Arbeiten im Atelier für kulturelle Angelegenheiten
Für Stefan Demming war es sehr passend, die Tiny Residency in seinem Atelier für kulturelle Angelegenheiten (AkA) zu empfangen. Hier, in diesem ehemals leerstehenden Ladenlokal, das früher eine Bäckerei war und nun Ausstellungsraum und manchmal „dritter Ort“ der Begegnung im ländlichen Raum geworden ist, konnten sich Sina und David in den zwei Wochen ihres Aufenthalts zum Arbeiten und Auswerten zurückziehen.
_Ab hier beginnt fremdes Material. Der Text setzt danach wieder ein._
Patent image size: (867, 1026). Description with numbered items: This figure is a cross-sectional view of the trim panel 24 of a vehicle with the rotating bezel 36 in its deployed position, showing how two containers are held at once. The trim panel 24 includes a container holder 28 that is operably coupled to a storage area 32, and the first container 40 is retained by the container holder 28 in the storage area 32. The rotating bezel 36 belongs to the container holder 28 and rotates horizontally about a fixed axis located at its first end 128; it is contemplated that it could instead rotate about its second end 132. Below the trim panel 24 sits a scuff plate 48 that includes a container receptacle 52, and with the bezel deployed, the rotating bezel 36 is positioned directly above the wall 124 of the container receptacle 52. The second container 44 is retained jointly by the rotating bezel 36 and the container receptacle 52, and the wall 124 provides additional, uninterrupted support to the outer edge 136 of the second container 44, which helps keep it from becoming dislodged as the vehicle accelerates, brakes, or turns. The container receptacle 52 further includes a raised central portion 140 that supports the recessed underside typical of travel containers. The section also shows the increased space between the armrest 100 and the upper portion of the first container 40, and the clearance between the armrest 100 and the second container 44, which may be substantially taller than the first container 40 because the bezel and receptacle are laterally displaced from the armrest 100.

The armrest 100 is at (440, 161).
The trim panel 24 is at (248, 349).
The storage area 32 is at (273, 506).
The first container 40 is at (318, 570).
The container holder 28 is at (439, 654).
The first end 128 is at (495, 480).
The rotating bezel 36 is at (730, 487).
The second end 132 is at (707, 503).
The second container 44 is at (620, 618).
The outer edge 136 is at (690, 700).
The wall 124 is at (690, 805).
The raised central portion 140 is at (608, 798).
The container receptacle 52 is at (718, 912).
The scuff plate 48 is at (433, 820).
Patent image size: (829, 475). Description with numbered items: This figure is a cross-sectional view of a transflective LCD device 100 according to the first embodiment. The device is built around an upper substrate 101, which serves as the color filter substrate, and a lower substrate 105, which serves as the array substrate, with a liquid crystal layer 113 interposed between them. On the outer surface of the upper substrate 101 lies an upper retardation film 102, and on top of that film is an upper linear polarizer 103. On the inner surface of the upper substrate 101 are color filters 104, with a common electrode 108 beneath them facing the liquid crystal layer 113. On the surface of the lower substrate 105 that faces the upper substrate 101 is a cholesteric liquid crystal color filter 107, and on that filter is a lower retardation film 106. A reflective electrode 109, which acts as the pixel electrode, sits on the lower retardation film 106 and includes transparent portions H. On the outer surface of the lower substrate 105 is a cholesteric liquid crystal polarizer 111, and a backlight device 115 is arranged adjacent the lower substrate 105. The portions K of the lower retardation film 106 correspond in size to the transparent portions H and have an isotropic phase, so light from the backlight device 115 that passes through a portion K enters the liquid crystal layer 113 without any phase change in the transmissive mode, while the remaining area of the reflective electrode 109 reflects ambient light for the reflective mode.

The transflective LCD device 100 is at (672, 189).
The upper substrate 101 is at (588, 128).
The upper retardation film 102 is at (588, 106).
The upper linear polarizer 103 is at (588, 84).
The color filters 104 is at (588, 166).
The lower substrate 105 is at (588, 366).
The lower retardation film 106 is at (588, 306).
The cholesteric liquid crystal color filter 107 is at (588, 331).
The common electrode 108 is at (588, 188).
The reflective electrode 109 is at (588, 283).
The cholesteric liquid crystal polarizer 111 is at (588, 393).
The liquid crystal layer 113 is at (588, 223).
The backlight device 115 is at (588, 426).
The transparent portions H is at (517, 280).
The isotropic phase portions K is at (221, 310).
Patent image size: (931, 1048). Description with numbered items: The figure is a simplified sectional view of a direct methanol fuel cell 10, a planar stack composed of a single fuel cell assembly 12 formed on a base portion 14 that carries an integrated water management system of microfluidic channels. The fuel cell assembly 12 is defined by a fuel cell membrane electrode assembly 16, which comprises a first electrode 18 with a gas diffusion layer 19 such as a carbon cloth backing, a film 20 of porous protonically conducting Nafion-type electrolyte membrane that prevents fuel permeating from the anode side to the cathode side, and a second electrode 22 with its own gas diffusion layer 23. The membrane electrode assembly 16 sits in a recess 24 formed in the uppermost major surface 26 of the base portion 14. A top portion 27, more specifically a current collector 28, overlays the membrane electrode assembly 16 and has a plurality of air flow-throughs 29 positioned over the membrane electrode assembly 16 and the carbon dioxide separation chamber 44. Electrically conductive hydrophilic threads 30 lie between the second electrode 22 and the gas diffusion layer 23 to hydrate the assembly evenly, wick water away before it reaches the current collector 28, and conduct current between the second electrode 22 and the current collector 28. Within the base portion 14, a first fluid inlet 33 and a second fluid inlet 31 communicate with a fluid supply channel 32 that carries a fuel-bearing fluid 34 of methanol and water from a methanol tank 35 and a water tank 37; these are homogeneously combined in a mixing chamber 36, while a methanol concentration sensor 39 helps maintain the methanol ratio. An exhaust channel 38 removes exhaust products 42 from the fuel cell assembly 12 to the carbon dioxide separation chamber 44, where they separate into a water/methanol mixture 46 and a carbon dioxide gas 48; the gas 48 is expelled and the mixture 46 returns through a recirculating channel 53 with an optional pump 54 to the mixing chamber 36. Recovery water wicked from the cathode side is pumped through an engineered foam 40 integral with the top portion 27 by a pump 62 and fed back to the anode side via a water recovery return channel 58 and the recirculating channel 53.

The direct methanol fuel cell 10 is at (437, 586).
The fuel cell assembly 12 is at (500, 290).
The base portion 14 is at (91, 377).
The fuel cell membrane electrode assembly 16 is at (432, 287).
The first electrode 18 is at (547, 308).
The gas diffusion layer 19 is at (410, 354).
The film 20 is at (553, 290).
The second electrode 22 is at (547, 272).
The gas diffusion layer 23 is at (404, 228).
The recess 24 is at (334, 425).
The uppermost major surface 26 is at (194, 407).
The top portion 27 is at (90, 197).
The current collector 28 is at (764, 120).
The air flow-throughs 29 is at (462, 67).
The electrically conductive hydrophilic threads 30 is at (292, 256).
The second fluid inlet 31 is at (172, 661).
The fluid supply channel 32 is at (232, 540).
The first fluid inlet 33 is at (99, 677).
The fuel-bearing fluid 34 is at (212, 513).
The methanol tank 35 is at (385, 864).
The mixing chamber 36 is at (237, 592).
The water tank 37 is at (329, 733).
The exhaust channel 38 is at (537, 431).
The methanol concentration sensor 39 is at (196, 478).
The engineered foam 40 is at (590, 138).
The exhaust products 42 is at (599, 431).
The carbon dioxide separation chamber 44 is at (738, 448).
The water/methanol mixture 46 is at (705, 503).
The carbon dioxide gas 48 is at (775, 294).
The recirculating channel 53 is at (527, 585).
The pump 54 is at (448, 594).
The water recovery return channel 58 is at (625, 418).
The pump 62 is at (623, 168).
Sogar einen Schlafplatz gibt es im AkA. Ohnehin haben Demming und sein Kollege Michael Rieken schon öfter Künstler*innen eingeladen, deren Kunstwerke noch nicht „fertig“ waren: „Ich finde den Prozess oft ebenso wichtig wie das, was dabei herauskommt“, sagt er, „und würde diesen Raum gerne mehr für ähnliche Aufenthalte zur Verfügung stellen: es gibt viel Raum, Licht- und Klangequipment und Ruhe…“. Gerade ist ein schöner Bildband über die fünf Jahre seit der Entstehung erschienen: „Landkultur anders“, Konzerte, Performances, Ausstellungen finden statt, Jessica Segall aus New York stellte Naturstrukturen aus, Silke Thoss aus Berlin einen Tante-Emma-Laden aus Pappmaché-Objekten. Demming arbeitet auch mit Leuten vor Ort zusammen, die gerne vorbeikommen, wenn auch nicht immer in Scharen. Etwa mit dem alten Mann, der während der Pandemie begann, akribisch detailliert mit Buntstift Vögel zu zeichnen und sie an die Schutzhütten der Umgebung zu kleben. Demming und Rieken hängten sie im Schaufenster auf, kreierten eine Installation daraus, mit Vögelzwitschern, kleinen Nestern und Songs vom magischen Vogelstimmen-Musiker Cosmo Sheldrake. Aber manchmal können Arbeiten die Anwohner auch provozieren, wie etwa der Kurzfilm „PIG Brother“ mit fünf lebendigen Schweinen in einem Wohnzimmer, gedreht von Demming, der in Bremen Kunst studiert hat, und seinem Kollegen Harko Wubs. Gerade hier, in einem Stammland der Schweinemast. Aber warum mit Kunst nicht die gefühlten Grenzen überschreiten? Das AkA ist auf jeden Fall ein großartiger Ort dafür.